In this article, we explored Moirai, one of the most recent foundation models for time series forecasting. This is one more example of a model capable of generating zero-shot inference. We have covered Chronos and TimeGPT in detail, and Moirai's approach and model architecture are quite different. Thus, we believe it carries scientific value and appreciate that it is open-source.

Our experiments indicate that Moirai was unable to outperform both TiDE and Chronos. In the case of TiDE, they have access to the same information, and TiDE was specifically trained on this data. However, when comparing Moirai’s performance with that of Chronos, we anticipated a more comparable or even superior performance from Moirai. This is because Moirai has the advantage of accessing external information through dynamic covariates and is a multivariate time series model capable of benefiting from cross-relationships between different series.

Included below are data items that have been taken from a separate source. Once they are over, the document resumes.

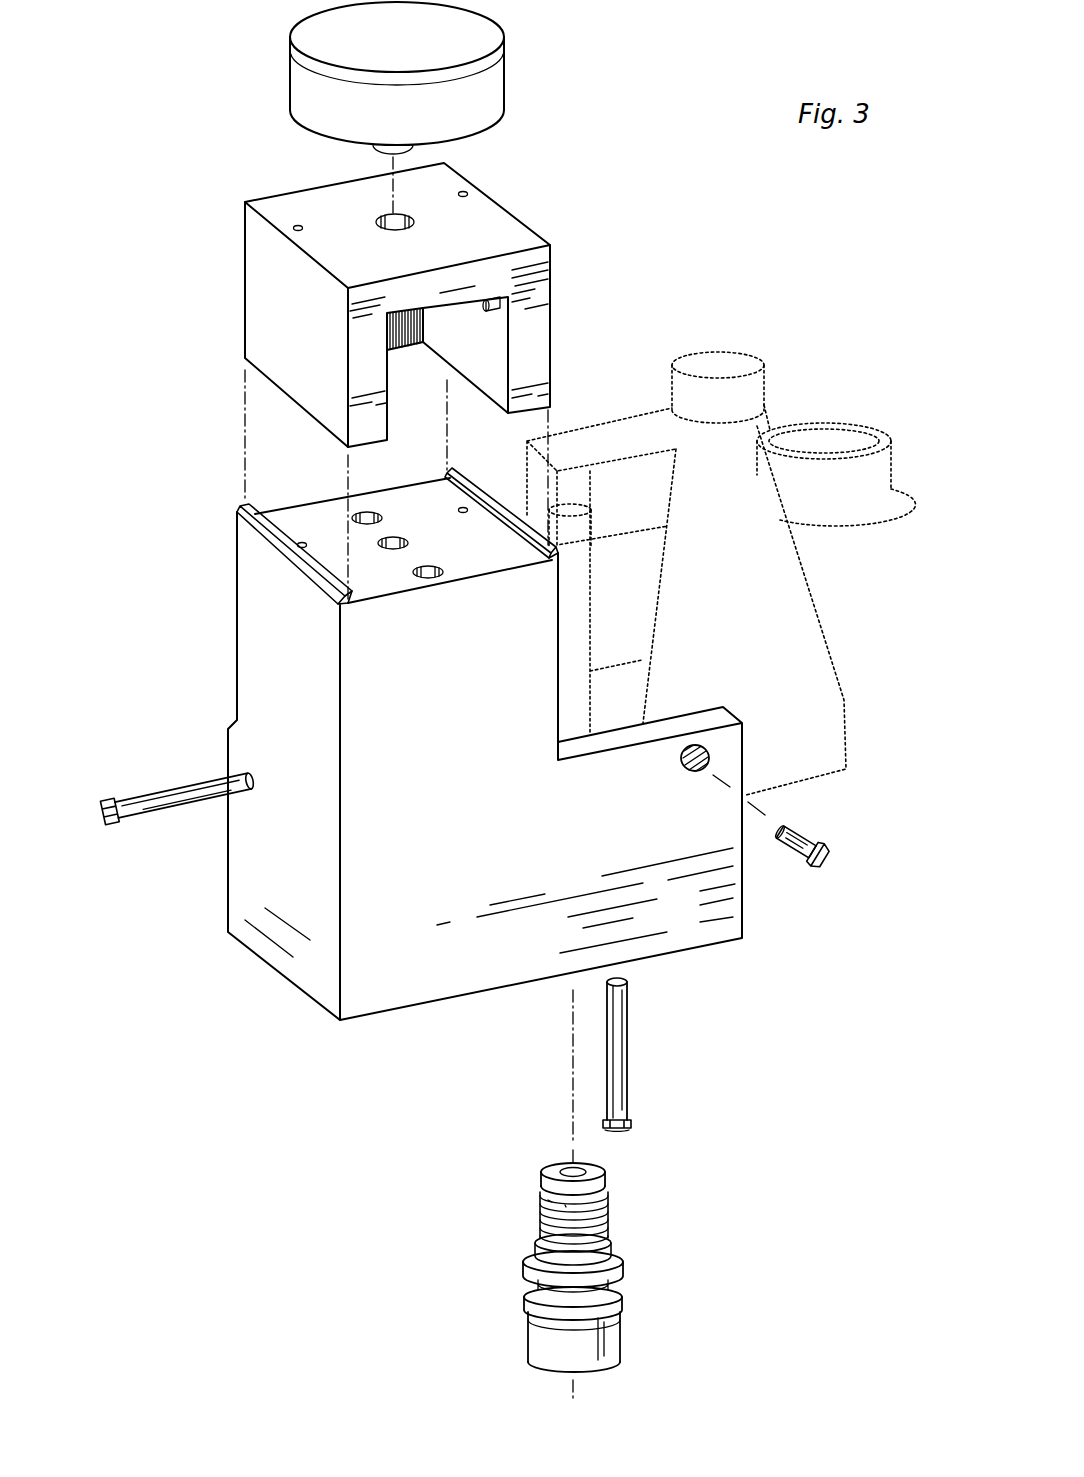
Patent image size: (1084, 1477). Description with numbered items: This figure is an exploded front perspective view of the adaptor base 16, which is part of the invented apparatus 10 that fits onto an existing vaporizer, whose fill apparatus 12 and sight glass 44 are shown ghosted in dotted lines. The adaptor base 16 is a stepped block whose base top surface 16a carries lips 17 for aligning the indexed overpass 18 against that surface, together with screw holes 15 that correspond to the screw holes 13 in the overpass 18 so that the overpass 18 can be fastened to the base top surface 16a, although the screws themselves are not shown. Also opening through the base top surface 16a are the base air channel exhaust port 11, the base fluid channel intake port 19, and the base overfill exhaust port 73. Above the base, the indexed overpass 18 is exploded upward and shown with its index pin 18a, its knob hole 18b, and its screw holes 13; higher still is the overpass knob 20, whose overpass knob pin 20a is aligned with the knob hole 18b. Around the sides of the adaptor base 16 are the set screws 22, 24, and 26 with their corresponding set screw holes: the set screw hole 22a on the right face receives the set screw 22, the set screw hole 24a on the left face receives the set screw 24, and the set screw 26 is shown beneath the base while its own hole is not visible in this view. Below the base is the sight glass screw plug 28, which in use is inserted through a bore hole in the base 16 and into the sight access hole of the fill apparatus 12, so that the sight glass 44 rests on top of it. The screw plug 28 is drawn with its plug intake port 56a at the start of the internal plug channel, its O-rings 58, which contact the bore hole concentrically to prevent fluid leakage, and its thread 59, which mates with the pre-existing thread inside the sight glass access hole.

The apparatus 10 is at (503, 737).
The base air channel exhaust port 11 is at (396, 540).
The fill apparatus 12 is at (721, 579).
The screw holes 13 is at (468, 190).
The screw holes 15 is at (267, 512).
The adaptor base 16 is at (383, 812).
The base top surface 16a is at (372, 575).
The lips 17 is at (237, 515).
The indexed overpass 18 is at (286, 365).
The index pin 18a is at (500, 300).
The knob hole 18b is at (377, 214).
The base fluid channel intake port 19 is at (432, 570).
The overpass knob 20 is at (383, 60).
The overpass knob pin 20a is at (382, 162).
The set screw 22 is at (832, 846).
The set screw hole 22a is at (695, 772).
The set screw 24 is at (143, 805).
The set screw hole 24a is at (238, 768).
The set screw 26 is at (630, 1035).
The sight glass screw plug 28 is at (567, 1262).
The sight glass 44 is at (585, 470).
The plug intake port 56a is at (557, 1207).
The O-rings 58 is at (528, 1297).
The thread 59 is at (612, 1213).
The base overfill exhaust port 73 is at (372, 513).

The AI race to develop foundational models for time series forecasting is just starting, and we will closely monitor its progress. Stay tuned.

About me

Serial entrepreneur and leader in the AI space. I develop AI products for businesses and invest in AI-focused startups. Founder @ ZAAI | LinkedIn | X/Twitter

References

[1] Garza, A., & Mergenthaler-Canseco, M. (2023). TimeGPT-1. arXiv. https://arxiv.org/abs/2310.03589

[2] Rasul, K., Ashok, A., Williams, A. R., Ghonia, H., Bhagwatkar, R., Khorasani, A., Darvishi Bayazi, M. J., Adamopoulos, G., Riachi, R., Hassen, N., Biloš, M., Garg, S., Schneider, A., Chapados, N., Drouin, A., Zantedeschi, V., Nevmyvaka, Y., & Rish, I. (2024). Lag-Llama: Towards Foundation Models for Probabilistic Time Series Forecasting. arXiv. https://arxiv.org/abs/2310.08278

[3] Das, A., Kong, W., Sen, R., & Zhou, Y. (2024). A decoder-only foundation model for time-series forecasting. arXiv. https://arxiv.org/abs/2310.106

[4] Ansari, A. F., Stella, L., Turkmen, C., Zhang, X., Mercado, P., Shen, H., Shchur, O., Rangapuram, S. S., Arango, S. P., Kapoor, S., Zschiegner, J., Maddix, D. C., Mahoney, M. W., Torkkola, K., Wilson, A. G., Bohlke-Schneider, M., & Wang, Y. (2024). Chronos: Learning the Language of Time Series. arXiv. https://arxiv.org/abs/2403.07815

[5] Woo, G., Liu, C., Kumar, A., Xiong, C., Savarese, S., & Sahoo, D. (2024). Unified Training of Universal Time Series Forecasting Transformers. arXiv. https://arxiv.org/abs/2402.02592

[6] Palatucci, M., Pomerleau, D., Hinton, G. E., & Mitchell, T. M. (2009). Zero-shot Learning with Semantic Output Codes. In Y. Bengio, D. Schuurmans, J. Lafferty, C. Williams, & A. Culotta (Eds.), Advances in Neural Information Processing Systems (Vol. 22). Curran Associates, Inc. Retrieved from https://proceedings.neurips.cc/paper_files/paper/2009/file/1543843a4723ed2ab08e18053ae6dc5b-Paper.pdf

[7] Yuqi Nie, Nam H. Nguyen, Phanwadee Sinthong, Jayant Kalagnanam. A Time Series is Worth 64 Words: Long-term Forecasting with Transformers. arXiv:2211.14730, 2022.

[8] Jianlin Su, Yu Lu, Shengfeng Pan, Ahmed Murtadha, Bo Wen, Yunfeng Liu. RoFormer: Enhanced Transformer with Rotary Position Embedding. arXiv:2104.09864, 2021.

[9] David Salinas, Valentin Flunkert, Jan Gasthaus. DeepAR: Probabilistic Forecasting with Autoregressive Recurrent Networks. arXiv:1704.04110, 2017.